Jordan's Log: Week 6
- Jordan Sanderson
- Mar 13, 2017
- 3 min read
This week was an odd one. I spent most of my time this week bug fixing the mobile platform. Again Unity forced me to write my own shader that is completely necessary for our game to work. It was a fog shader since Unity’s built in fog doesn’t work on any mobile platform (this includes Windows Phone, Android, iOS, and Playstation Vita). You’d think Unity would have a shader for this or there would be a easily found tutorial on how to fix this. You’d be wrong on both accounts. I eventually found a website with a hidden tutorial that is for Windows Phone (that we are not even porting our game to) but fixes it for all mobile devices. Basically, I grab all the settings from Unity’s built in fog then use my fog shader to remake the fog. Unfortunately, I have to use a fog shader for every object in the scene. I also tried using a built in global fog shader on the camera which “worked” as in the fog showed up on the mobile device, but it was barely customizable to the point I couldn’t even change the color of the fog from gray. At some point I may attempt to make it a shader for the camera, which would involve me checking the z buffer of each pixel and if it’s far enough away away make it fog instead of checking the distance from the camera with each object, so we can use any shader on an object instead of just a fog shader. That’s for another time though. Other than that I made a layout for the new powerups section of the strategy game and have basic code structure for it. At this point it would take me an hour or two to finish implementing them (which I plan on doing before the next meeting with our clients). I also started making my own particles for the game using my shaders and quickly found out there are two ways for getting uvs for a texture in a shader.

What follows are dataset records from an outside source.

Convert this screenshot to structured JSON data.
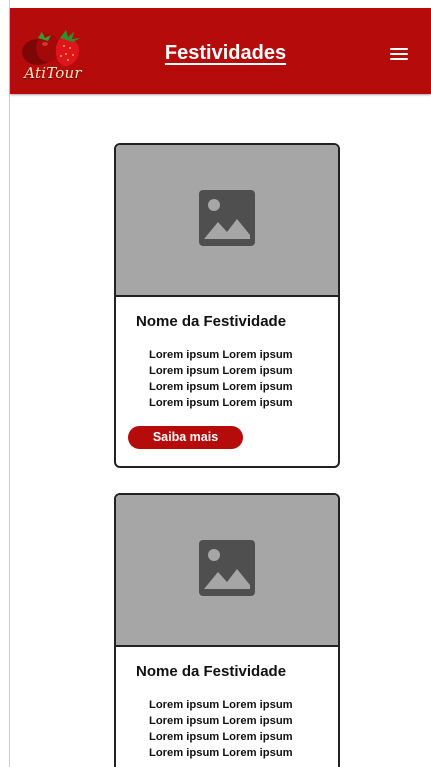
{
  "header": {
    "logo_text": "AtiTour",
    "title": "Festividades",
    "menu_icon": "hamburger-menu-icon"
  },
  "cards": [
    {
      "title": "Nome da Festividade",
      "lines": [
        "Lorem ipsum Lorem ipsum",
        "Lorem ipsum Lorem ipsum",
        "Lorem ipsum Lorem ipsum",
        "Lorem ipsum Lorem ipsum"
      ],
      "button_label": "Saiba mais",
      "image_icon": "image-placeholder-icon"
    },
    {
      "title": "Nome da Festividade",
      "lines": [
        "Lorem ipsum Lorem ipsum",
        "Lorem ipsum Lorem ipsum",
        "Lorem ipsum Lorem ipsum",
        "Lorem ipsum Lorem ipsum"
      ],
      "image_icon": "image-placeholder-icon"
    }
  ],
  "colors": {
    "brand_red": "#b50b0b",
    "placeholder_gray": "#a6a6a6",
    "icon_gray": "#4f4f4f"
  }
}
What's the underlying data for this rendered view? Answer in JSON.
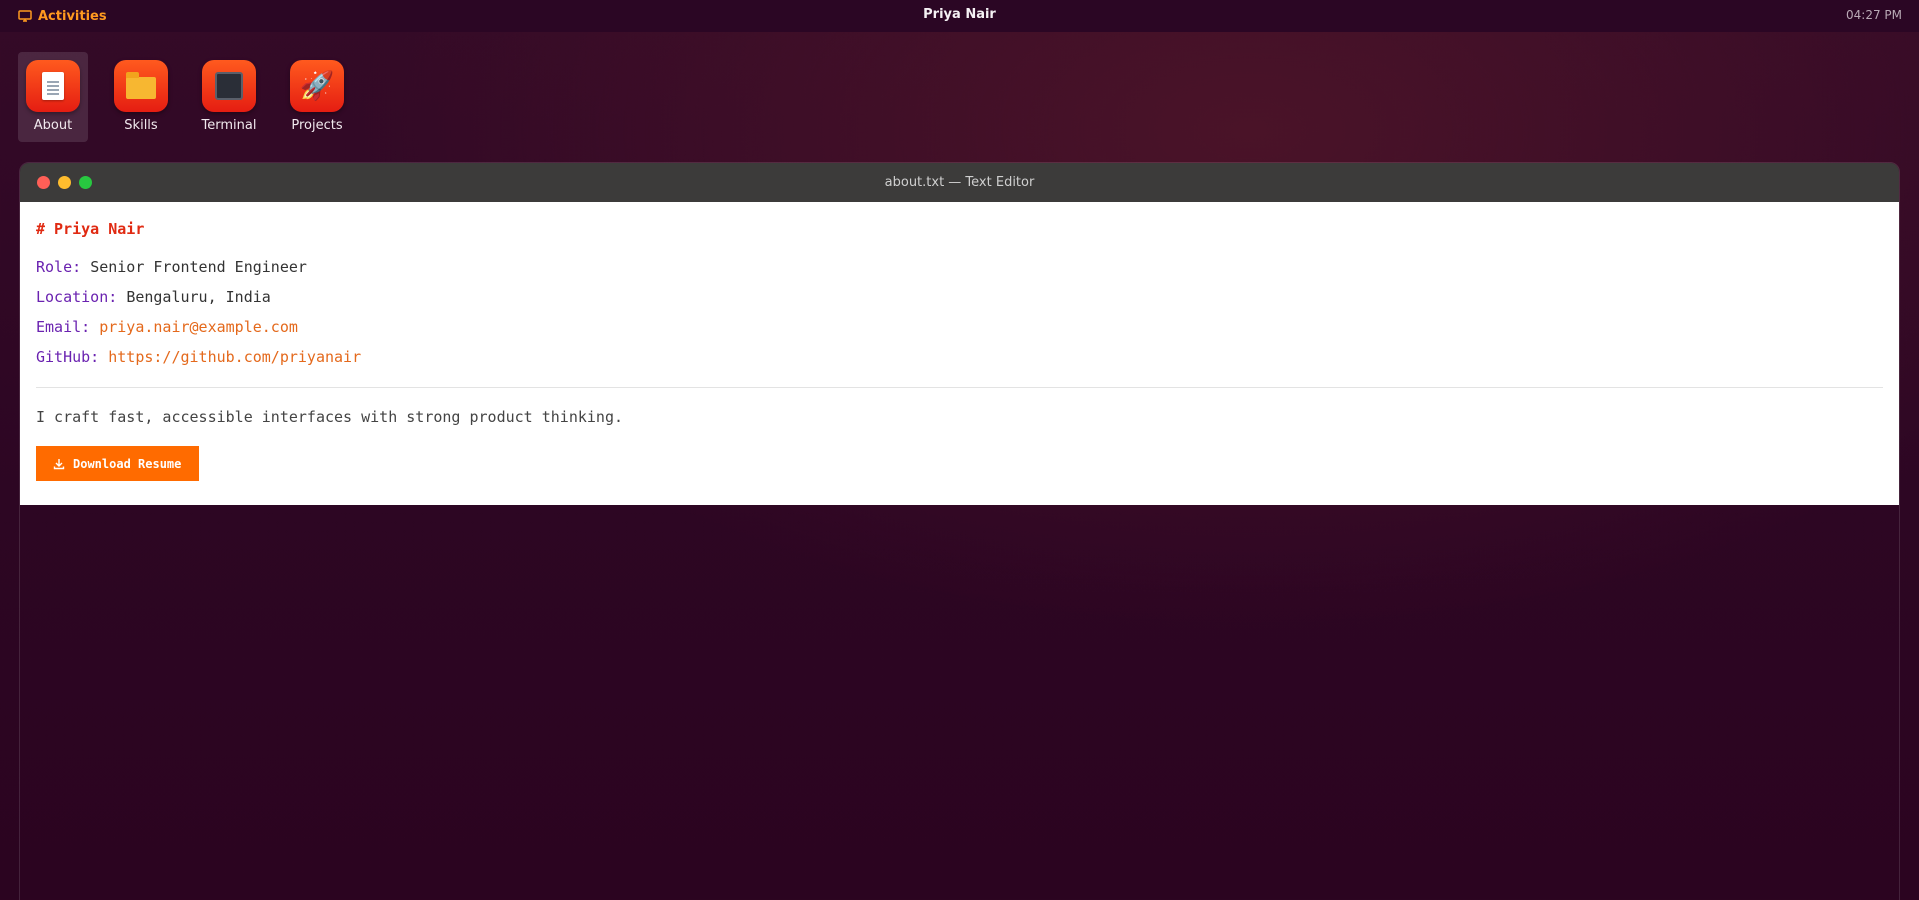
{
  "topbar": {
    "activities_label": "Activities",
    "title": "Priya Nair",
    "clock": "04:27 PM",
    "accent_color": "#ff9a1f"
  },
  "dock": {
    "items": [
      {
        "label": "About",
        "icon": "document-icon",
        "active": true
      },
      {
        "label": "Skills",
        "icon": "folder-icon",
        "active": false
      },
      {
        "label": "Terminal",
        "icon": "terminal-icon",
        "active": false
      },
      {
        "label": "Projects",
        "icon": "rocket-icon",
        "active": false
      }
    ]
  },
  "window": {
    "title": "about.txt — Text Editor",
    "heading": "# Priya Nair",
    "fields": [
      {
        "key": "Role:",
        "value": "Senior Frontend Engineer",
        "is_link": false
      },
      {
        "key": "Location:",
        "value": "Bengaluru, India",
        "is_link": false
      },
      {
        "key": "Email:",
        "value": "priya.nair@example.com",
        "is_link": true
      },
      {
        "key": "GitHub:",
        "value": "https://github.com/priyanair",
        "is_link": true
      }
    ],
    "summary": "I craft fast, accessible interfaces with strong product thinking.",
    "download_button_label": "Download Resume",
    "button_color": "#ff6b00"
  }
}
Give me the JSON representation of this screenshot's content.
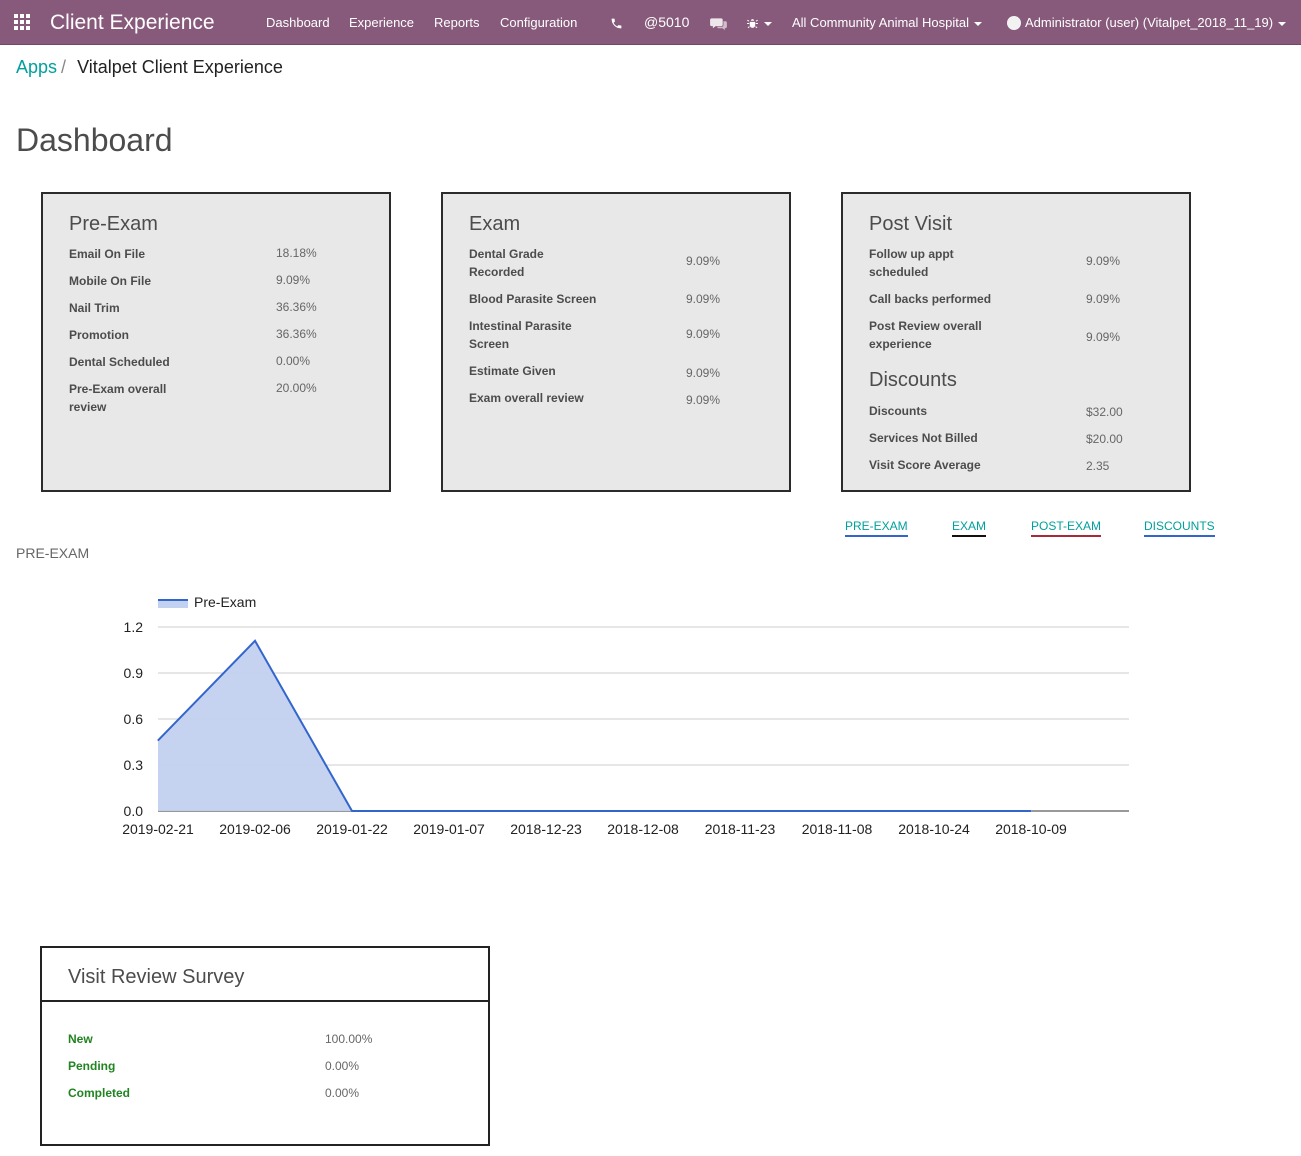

One way takes into account texture offset and one doesn’t. Guess which one I was using? The one that doesn’t use texture offsets meaning I have to go back and change all of my shaders if I want to support it. After changing it I got a basis for what I want to do with my shaders currently, but I also want to make it so I can use the same shader for future projects or later on in this one. Pretty much a particle shader needs to support transparency and no culling, which mine does, but I want mine specifically to support multiple textures to make cool particle effects. I got it working with multiple moving textures, but not how I envisioned it. It pretty much displays both textures on top of each other when I want it to display the textures when both line up. It’s simple math, but getting it to work with a 3rd texture for the object and a color tint as well as not having prior experience with particle shaders makes it challenging. I’m sure I’ll get it done in no time, especially now that I have perforce working to get the lectures for particles. Other little things I’ve been working on are the asset list, pushing polygon counts, and getting rid of Unity’s built in skyboxes (these things take up over 10K polygons which could be used for objects in the user’s face instead of distant objects). Unfortunately skyboxes have lighting components which heavily changes some of the scenes. Shouldn’t take too long though, although I now need a custom skybox for my scene since it doesn’t take place in an enclosed environment. That’s for another time though.